Here is a macro that will work on a selected range of cells, with any number of rows and/or columns. If the cell contains more than 7 spaces, it will be truncated to delete the last 7 spaces plus all text to the right of them. The macro uses array transfer for speed. Results will be placed in the original cells.

As written, the macro ignores cells that are blank, contain less than 7 spaces, contain error values or are numbers.
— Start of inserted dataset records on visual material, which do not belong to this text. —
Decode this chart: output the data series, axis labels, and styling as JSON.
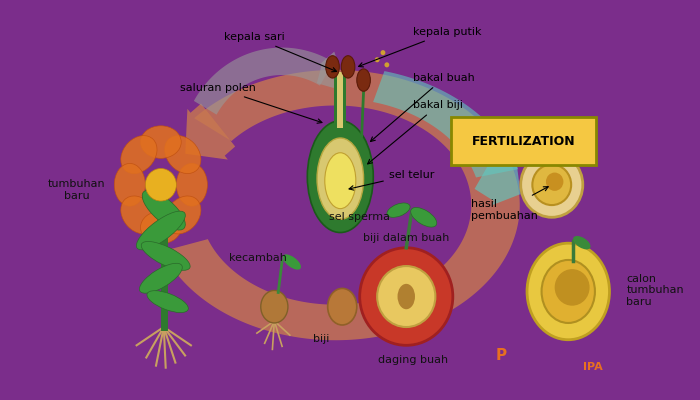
{
  "outer_bg_color": "#7B2D8B",
  "inner_bg_color": "#FFFFFF",
  "labels": {
    "kepala_sari": "kepala sari",
    "saluran_polen": "saluran polen",
    "kepala_putik": "kepala putik",
    "bakal_buah": "bakal buah",
    "bakal_biji": "bakal biji",
    "sel_telur": "sel telur",
    "sel_sperma": "sel sperma",
    "fertilization": "FERTILIZATION",
    "hasil_pembuahan": "hasil\npembuahan",
    "calon_tumbuhan": "calon\ntumbuhan\nbaru",
    "biji_dalam_buah": "biji dalam buah",
    "daging_buah": "daging buah",
    "kecambah": "kecambah",
    "biji": "biji",
    "tumbuhan_baru": "tumbuhan\nbaru"
  },
  "fertilization_box_color": "#F5C842",
  "arrow_color": "#C87850",
  "teal_arrow_color": "#60C8C0",
  "gray_arrow_color": "#999999",
  "label_fontsize": 8,
  "fertilization_fontsize": 9
}
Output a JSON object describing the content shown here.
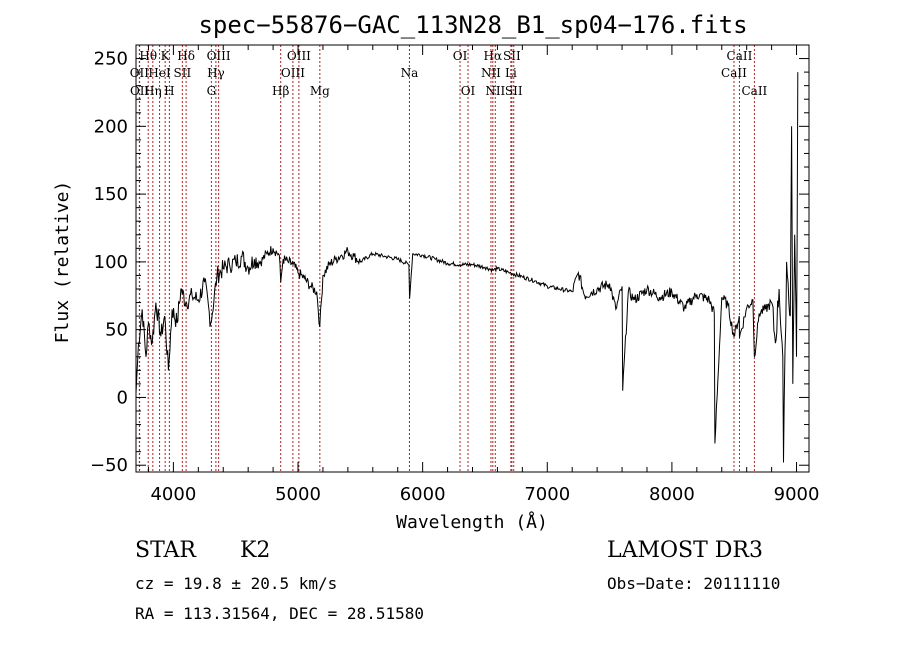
{
  "chart_data": {
    "type": "line",
    "title": "spec−55876−GAC_113N28_B1_sp04−176.fits",
    "xlabel": "Wavelength (Å)",
    "ylabel": "Flux (relative)",
    "xlim": [
      3700,
      9100
    ],
    "ylim": [
      -55,
      260
    ],
    "xticks": [
      4000,
      5000,
      6000,
      7000,
      8000,
      9000
    ],
    "xtick_labels": [
      "4000",
      "5000",
      "6000",
      "7000",
      "8000",
      "9000"
    ],
    "yticks": [
      -50,
      0,
      50,
      100,
      150,
      200,
      250
    ],
    "ytick_labels": [
      "−50",
      "0",
      "50",
      "100",
      "150",
      "200",
      "250"
    ],
    "series": [
      {
        "name": "flux",
        "x": [
          3700,
          3720,
          3750,
          3780,
          3800,
          3830,
          3860,
          3900,
          3930,
          3960,
          3990,
          4030,
          4060,
          4100,
          4150,
          4200,
          4250,
          4300,
          4350,
          4400,
          4450,
          4500,
          4550,
          4600,
          4650,
          4700,
          4750,
          4800,
          4850,
          4861,
          4880,
          4920,
          4960,
          5000,
          5050,
          5100,
          5150,
          5175,
          5200,
          5250,
          5300,
          5350,
          5400,
          5450,
          5500,
          5600,
          5700,
          5800,
          5890,
          5895,
          5920,
          6000,
          6100,
          6200,
          6300,
          6400,
          6500,
          6563,
          6600,
          6700,
          6800,
          6900,
          7000,
          7100,
          7200,
          7250,
          7300,
          7400,
          7500,
          7550,
          7600,
          7605,
          7650,
          7700,
          7800,
          7900,
          8000,
          8100,
          8200,
          8300,
          8340,
          8345,
          8400,
          8450,
          8498,
          8540,
          8542,
          8600,
          8650,
          8662,
          8700,
          8750,
          8800,
          8830,
          8860,
          8890,
          8895,
          8920,
          8950,
          8960,
          8970,
          8985,
          9000,
          9010
        ],
        "y": [
          3,
          40,
          65,
          30,
          55,
          40,
          70,
          45,
          60,
          20,
          65,
          55,
          80,
          70,
          75,
          72,
          85,
          55,
          90,
          95,
          98,
          100,
          104,
          96,
          102,
          100,
          106,
          110,
          105,
          85,
          102,
          100,
          98,
          92,
          88,
          82,
          78,
          52,
          90,
          98,
          102,
          105,
          108,
          104,
          100,
          106,
          104,
          102,
          98,
          73,
          106,
          105,
          102,
          99,
          98,
          98,
          96,
          94,
          95,
          92,
          89,
          86,
          82,
          80,
          78,
          92,
          75,
          80,
          84,
          65,
          82,
          5,
          78,
          72,
          80,
          74,
          78,
          66,
          76,
          72,
          62,
          -34,
          74,
          68,
          45,
          60,
          44,
          66,
          72,
          30,
          62,
          65,
          70,
          40,
          80,
          30,
          -48,
          100,
          60,
          200,
          10,
          120,
          30,
          240
        ]
      }
    ],
    "spectral_lines": [
      {
        "label": "Hθ",
        "wl": 3798,
        "row": 1
      },
      {
        "label": "OII",
        "wl": 3727,
        "row": 2
      },
      {
        "label": "OII",
        "wl": 3729,
        "row": 3
      },
      {
        "label": "Hη",
        "wl": 3835,
        "row": 3
      },
      {
        "label": "K",
        "wl": 3934,
        "row": 1
      },
      {
        "label": "HeI",
        "wl": 3889,
        "row": 2
      },
      {
        "label": "H",
        "wl": 3968,
        "row": 3
      },
      {
        "label": "SII",
        "wl": 4072,
        "row": 2
      },
      {
        "label": "Hδ",
        "wl": 4102,
        "row": 1
      },
      {
        "label": "OIII",
        "wl": 4363,
        "row": 1
      },
      {
        "label": "Hγ",
        "wl": 4341,
        "row": 2
      },
      {
        "label": "G",
        "wl": 4305,
        "row": 3
      },
      {
        "label": "OIII",
        "wl": 5007,
        "row": 1
      },
      {
        "label": "OIII",
        "wl": 4959,
        "row": 2
      },
      {
        "label": "Hβ",
        "wl": 4861,
        "row": 3
      },
      {
        "label": "Mg",
        "wl": 5175,
        "row": 3
      },
      {
        "label": "Na",
        "wl": 5894,
        "row": 2
      },
      {
        "label": "OI",
        "wl": 6300,
        "row": 1
      },
      {
        "label": "OI",
        "wl": 6364,
        "row": 3
      },
      {
        "label": "Hα",
        "wl": 6563,
        "row": 1
      },
      {
        "label": "NII",
        "wl": 6548,
        "row": 2
      },
      {
        "label": "NII",
        "wl": 6583,
        "row": 3
      },
      {
        "label": "SII",
        "wl": 6716,
        "row": 1
      },
      {
        "label": "Li",
        "wl": 6708,
        "row": 2
      },
      {
        "label": "SII",
        "wl": 6731,
        "row": 3
      },
      {
        "label": "CaII",
        "wl": 8542,
        "row": 1
      },
      {
        "label": "CaII",
        "wl": 8498,
        "row": 2
      },
      {
        "label": "CaII",
        "wl": 8662,
        "row": 3
      }
    ],
    "grid": false,
    "legend": "none"
  },
  "info": {
    "object_class": "STAR",
    "subclass": "K2",
    "survey": "LAMOST DR3",
    "redshift_text": "cz = 19.8 ± 20.5 km/s",
    "obs_date_text": "Obs−Date: 20111110",
    "coords_text": "RA = 113.31564, DEC =  28.51580"
  }
}
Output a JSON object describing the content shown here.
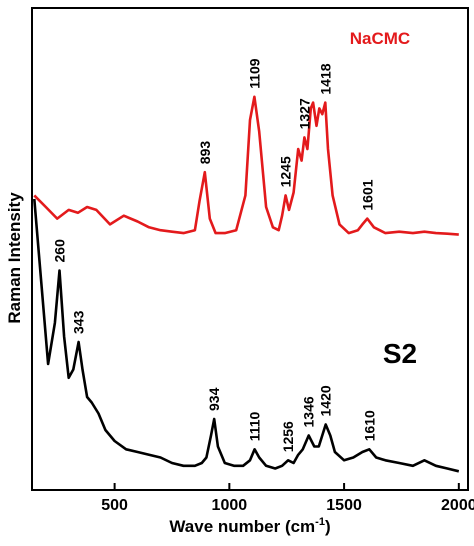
{
  "chart_data": {
    "type": "line",
    "xlabel_main": "Wave number (cm",
    "xlabel_sup": "-1",
    "xlabel_end": ")",
    "ylabel": "Raman Intensity",
    "xlim": [
      140,
      2040
    ],
    "xticks": [
      500,
      1000,
      1500,
      2000
    ],
    "y_units": "arbitrary (stacked spectra, no y tick labels)",
    "series": [
      {
        "name": "NaCMC",
        "color": "#e31a1c",
        "x": [
          150,
          200,
          250,
          300,
          340,
          380,
          420,
          480,
          540,
          600,
          650,
          700,
          750,
          800,
          850,
          870,
          893,
          915,
          940,
          980,
          1030,
          1070,
          1090,
          1109,
          1130,
          1160,
          1190,
          1215,
          1230,
          1245,
          1260,
          1280,
          1300,
          1315,
          1327,
          1340,
          1355,
          1365,
          1380,
          1392,
          1405,
          1418,
          1430,
          1450,
          1480,
          1520,
          1560,
          1580,
          1601,
          1630,
          1680,
          1740,
          1800,
          1850,
          1900,
          1950,
          2000
        ],
        "y": [
          14,
          10,
          6,
          9,
          8,
          10,
          9,
          4,
          7,
          5,
          3,
          2,
          1.5,
          1,
          2,
          12,
          22,
          6,
          1,
          1,
          2,
          14,
          40,
          48,
          36,
          10,
          3,
          2,
          7,
          14,
          9,
          15,
          30,
          26,
          34,
          30,
          44,
          46,
          38,
          44,
          42,
          46,
          30,
          14,
          4,
          1,
          2,
          4,
          6,
          3,
          1,
          1.5,
          1,
          1.5,
          1,
          0.8,
          0.5
        ],
        "peaks": [
          893,
          1109,
          1245,
          1327,
          1418,
          1601
        ],
        "peak_labels": [
          "893",
          "1109",
          "1245",
          "1327",
          "1418",
          "1601"
        ]
      },
      {
        "name": "S2",
        "color": "#000000",
        "x": [
          150,
          180,
          210,
          240,
          260,
          280,
          300,
          320,
          343,
          360,
          380,
          400,
          430,
          460,
          500,
          550,
          600,
          650,
          700,
          750,
          800,
          850,
          880,
          900,
          920,
          934,
          950,
          980,
          1020,
          1060,
          1090,
          1110,
          1130,
          1160,
          1200,
          1230,
          1256,
          1280,
          1300,
          1320,
          1346,
          1370,
          1390,
          1420,
          1440,
          1460,
          1500,
          1540,
          1580,
          1610,
          1640,
          1680,
          1740,
          1800,
          1850,
          1900,
          1950,
          2000
        ],
        "y": [
          100,
          70,
          40,
          55,
          74,
          50,
          35,
          38,
          48,
          38,
          28,
          26,
          22,
          16,
          12,
          9,
          8,
          7,
          6,
          4,
          3,
          3,
          4,
          6,
          14,
          20,
          10,
          4,
          3,
          3,
          5,
          9,
          6,
          3,
          2,
          3,
          5,
          4,
          7,
          9,
          14,
          10,
          10,
          18,
          14,
          8,
          5,
          6,
          8,
          9,
          6,
          5,
          4,
          3,
          5,
          3,
          2,
          1
        ]
      }
    ],
    "series_label_NaCMC": "NaCMC",
    "series_label_S2": "S2",
    "s2_peak_labels": [
      "260",
      "343",
      "934",
      "1110",
      "1256",
      "1346",
      "1420",
      "1610"
    ],
    "s2_peaks": [
      260,
      343,
      934,
      1110,
      1256,
      1346,
      1420,
      1610
    ]
  }
}
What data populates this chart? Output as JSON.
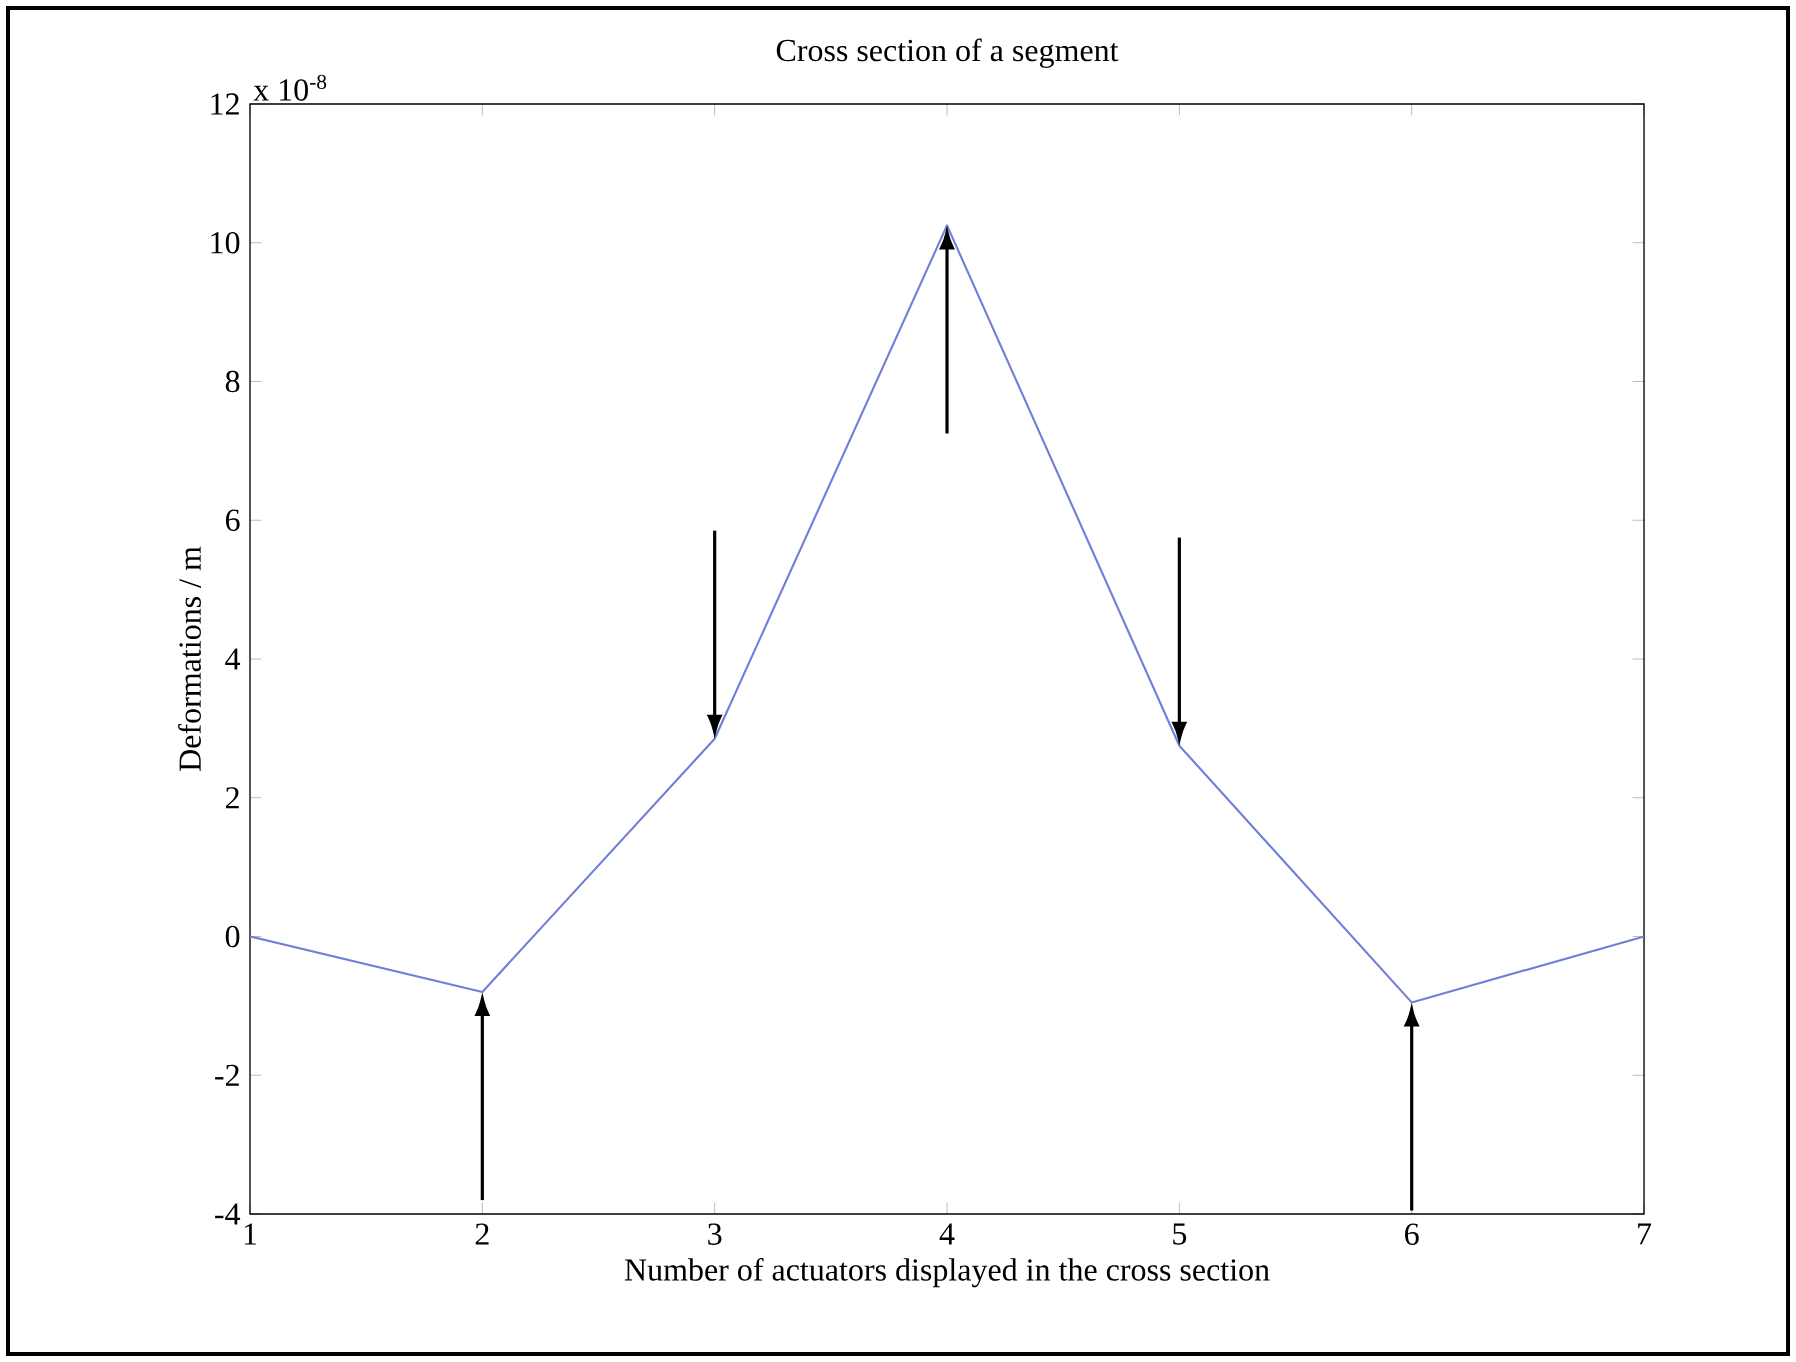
{
  "chart_data": {
    "type": "line",
    "title": "Cross section of a segment",
    "xlabel": "Number of actuators displayed in the cross section",
    "ylabel": "Deformations / m",
    "annotations": [
      "x 10$^{-8}$"
    ],
    "x": [
      1,
      2,
      3,
      4,
      5,
      6,
      7
    ],
    "series": [
      {
        "color": "#7080d8",
        "values": [
          0.0,
          -0.8,
          2.85,
          10.25,
          2.75,
          -0.95,
          0.0
        ]
      }
    ],
    "xlim": [
      1,
      7
    ],
    "xticks": [
      1,
      2,
      3,
      4,
      5,
      6,
      7
    ],
    "ylim": [
      -4,
      12
    ],
    "yticks": [
      -4,
      -2,
      0,
      2,
      4,
      6,
      8,
      10,
      12
    ],
    "marker": "none",
    "line_style": "solid"
  }
}
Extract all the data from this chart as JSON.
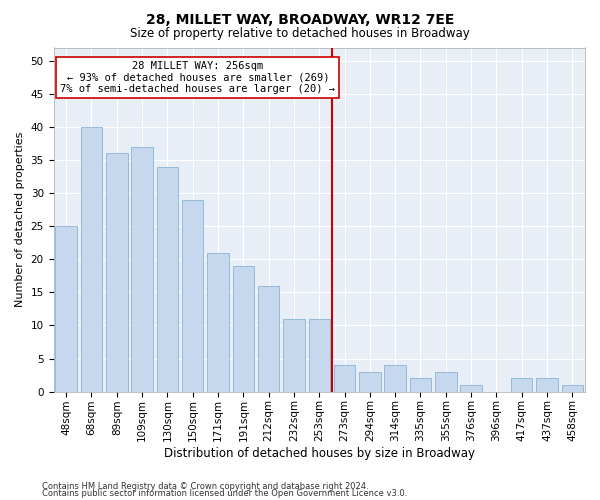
{
  "title": "28, MILLET WAY, BROADWAY, WR12 7EE",
  "subtitle": "Size of property relative to detached houses in Broadway",
  "xlabel": "Distribution of detached houses by size in Broadway",
  "ylabel": "Number of detached properties",
  "bar_labels": [
    "48sqm",
    "68sqm",
    "89sqm",
    "109sqm",
    "130sqm",
    "150sqm",
    "171sqm",
    "191sqm",
    "212sqm",
    "232sqm",
    "253sqm",
    "273sqm",
    "294sqm",
    "314sqm",
    "335sqm",
    "355sqm",
    "376sqm",
    "396sqm",
    "417sqm",
    "437sqm",
    "458sqm"
  ],
  "bar_values": [
    25,
    40,
    36,
    37,
    34,
    29,
    21,
    19,
    16,
    11,
    11,
    4,
    3,
    4,
    2,
    3,
    1,
    0,
    2,
    2,
    1
  ],
  "bar_color": "#c5d8ed",
  "bar_edgecolor": "#8ab4d4",
  "vline_x": 10.5,
  "vline_color": "#cc0000",
  "annotation_text": "28 MILLET WAY: 256sqm\n← 93% of detached houses are smaller (269)\n7% of semi-detached houses are larger (20) →",
  "annotation_box_color": "#ffffff",
  "annotation_box_edgecolor": "#cc0000",
  "bg_color": "#e8eef6",
  "grid_color": "#ffffff",
  "footnote1": "Contains HM Land Registry data © Crown copyright and database right 2024.",
  "footnote2": "Contains public sector information licensed under the Open Government Licence v3.0.",
  "ylim": [
    0,
    52
  ],
  "yticks": [
    0,
    5,
    10,
    15,
    20,
    25,
    30,
    35,
    40,
    45,
    50
  ]
}
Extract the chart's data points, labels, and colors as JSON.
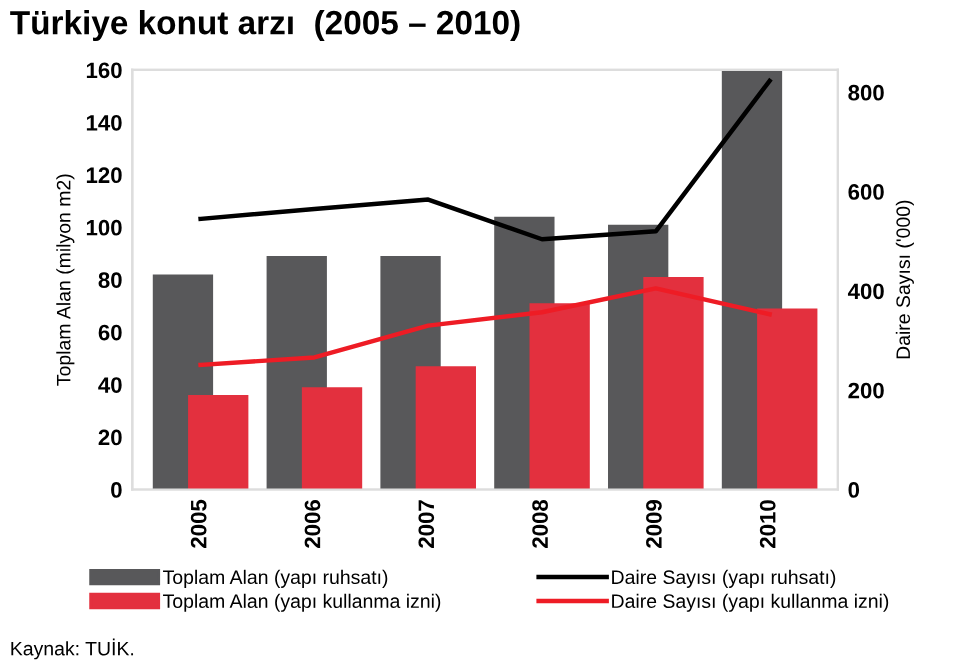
{
  "chart_data": {
    "type": "bar",
    "title": "Türkiye konut arzı  (2005 – 2010)",
    "categories": [
      "2005",
      "2006",
      "2007",
      "2008",
      "2009",
      "2010"
    ],
    "series": [
      {
        "name": "Toplam Alan (yapı ruhsatı)",
        "color": "#58585a",
        "values": [
          82,
          89,
          89,
          104,
          101,
          160
        ]
      },
      {
        "name": "Toplam Alan (yapı kullanma izni)",
        "color": "#e3303e",
        "values": [
          36,
          39,
          47,
          71,
          81,
          69
        ]
      },
      {
        "name": "Daire Sayısı (yapı ruhsatı)",
        "type": "line",
        "axis": "y2",
        "color": "#000000",
        "values": [
          545,
          565,
          584,
          504,
          520,
          823
        ]
      },
      {
        "name": "Daire Sayısı (yapı kullanma izni)",
        "type": "line",
        "axis": "y2",
        "color": "#ee1c25",
        "values": [
          251,
          266,
          330,
          357,
          405,
          353
        ]
      }
    ],
    "ylabel": "Toplam Alan (milyon m2)",
    "y2label": "Daire Sayısı ('000)",
    "ylim": [
      0,
      160
    ],
    "yticks": [
      0,
      20,
      40,
      60,
      80,
      100,
      120,
      140,
      160
    ],
    "y2lim": [
      0,
      845
    ],
    "y2ticks": [
      0,
      200,
      400,
      600,
      800
    ],
    "grid": false,
    "legend": "bottom",
    "annotations": [
      "Kaynak: TUİK."
    ]
  }
}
If the user inadvertently selects an entire column, the macro only processes those cells that are within the used range.
Sub DeleteLast7Words()
Dim rg As Range
Dim v As Variant
Dim i As Long, j As Long, k As Long
Set rg = Intersect(ActiveSheet.UsedRange, Selection.Cells)
If Not rg Is Nothing Then
    On Error Resume Next
    v = rg.Value
    For i = rg.Rows.Count To 1 Step -1
        For j = rg.Columns.Count To 1 Step -1
            k = 0
            k = Len(v(i, j)) - Len(Replace(v(i, j), " ", ""))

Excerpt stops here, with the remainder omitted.